Es bleibt ein schwer erklärliches Phänomen geschichtlicher Entwicklung, wie die noch aus der Zarenzeit stammende russische Intelligenzia die anderthalb ersten Jahrzehnte des Sowjetstaates nicht nur überdauert, sondern darüber hinaus noch der neuen sowjetischen Intelligenzia weitgehend das ihr eigentümliche Gepräge gegeben hat. Denn die Schicht der Gebildeten im zaristischen Rußland war außerordentlich dünn. Es wäre darum für die neuen Machthaber etwas Leichtes gewesen, sie ganz auszurotten. Daß sie jedoch die schweren Jahre überdauert hat, kann man vielleicht nur damit erklären, daß eben die Gebildeten des alten Rußland eine unter sich verschworene Gemeinschaft bildeten, die überhaupt nur dadurch existieren konnte, weil sie von den unteren Schichten der Bevölkerung als fremd, ja als eine andere Nation empfunden wurde, auf jeden Fall als ein Teil der Oberschicht und gleichgestellt mit dem verhaßten bürokratischen Apparat, anderseits aber selbst infolge ihrer geistigen Einstellung in beständiger Opposition zum zaristischen Staat und seiner Bürokratie stand. Es ist ja bezeichnend, daß alle großen russischen Schriftsteller und Dichter, mit ganz geringen Ausnahmen, sei es Puschkin, Lermontow, Tolstoi oder Dostojewski, beständige Repressalien durch die zaristische Regierung zu erleiden hatten. In der ersten Sowjetzeit wurde das noch Weit schlimmer. Die Liste der Dichter, die das sowjetische Regime vernichtet hat, ist um vieles länger als die derer, die die Zaren deportiert und eingekerkert haben. Wenn die russische Intelligenzia diese weit schlimmere Drangsal doch noch einigermaßen überstanden hat, so ist dies darauf zurückzuführen, daß sie von der zaristischen Zeit her gewohnt war, einem ihr feindlichen Staatsdruck zu widerstehen oder wenigstens auszuweichen.

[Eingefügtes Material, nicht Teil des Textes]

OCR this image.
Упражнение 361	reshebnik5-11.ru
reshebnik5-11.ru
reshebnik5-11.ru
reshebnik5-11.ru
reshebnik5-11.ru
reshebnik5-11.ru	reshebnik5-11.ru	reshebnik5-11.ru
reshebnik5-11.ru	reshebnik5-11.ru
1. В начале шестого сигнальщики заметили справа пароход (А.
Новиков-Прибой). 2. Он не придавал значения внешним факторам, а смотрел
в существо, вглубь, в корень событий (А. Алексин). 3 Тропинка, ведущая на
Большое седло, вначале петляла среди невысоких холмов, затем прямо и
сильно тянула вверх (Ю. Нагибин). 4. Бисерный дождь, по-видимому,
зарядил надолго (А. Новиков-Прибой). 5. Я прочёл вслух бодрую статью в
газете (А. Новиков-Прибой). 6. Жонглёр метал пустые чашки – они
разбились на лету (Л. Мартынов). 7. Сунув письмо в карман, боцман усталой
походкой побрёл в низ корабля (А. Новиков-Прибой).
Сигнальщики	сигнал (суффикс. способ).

Wohl waren die Urheber der bolschewistischen Revolution mehrheitlich Intelligenzler. In ihrer Mehrheit jedoch lehnte vor vierzig Jahren die russische Intelligenzia das neue Regime des Bolschewismus ab. Lenin und Konsorten wurden von ihr als Renegaten betrachtet. Entsprechend wurde sie von den Herren des neuen Regimes behandelt. Diese machten kein Hehl daraus, daß sie die ihnen widerstrebenden Gebildeten mit Gewalt sich dienstbar zu machen entschlossen waren. Zum Teil tobte sich dabei der ganze Haß der Renegaten aus, zum Teil war es Nachgiebigkeit den aufgewühlten Massen gegenüber, die in den Gebildeten nichts anderes als Angehörige der verhaßten Herrenklasse sahen.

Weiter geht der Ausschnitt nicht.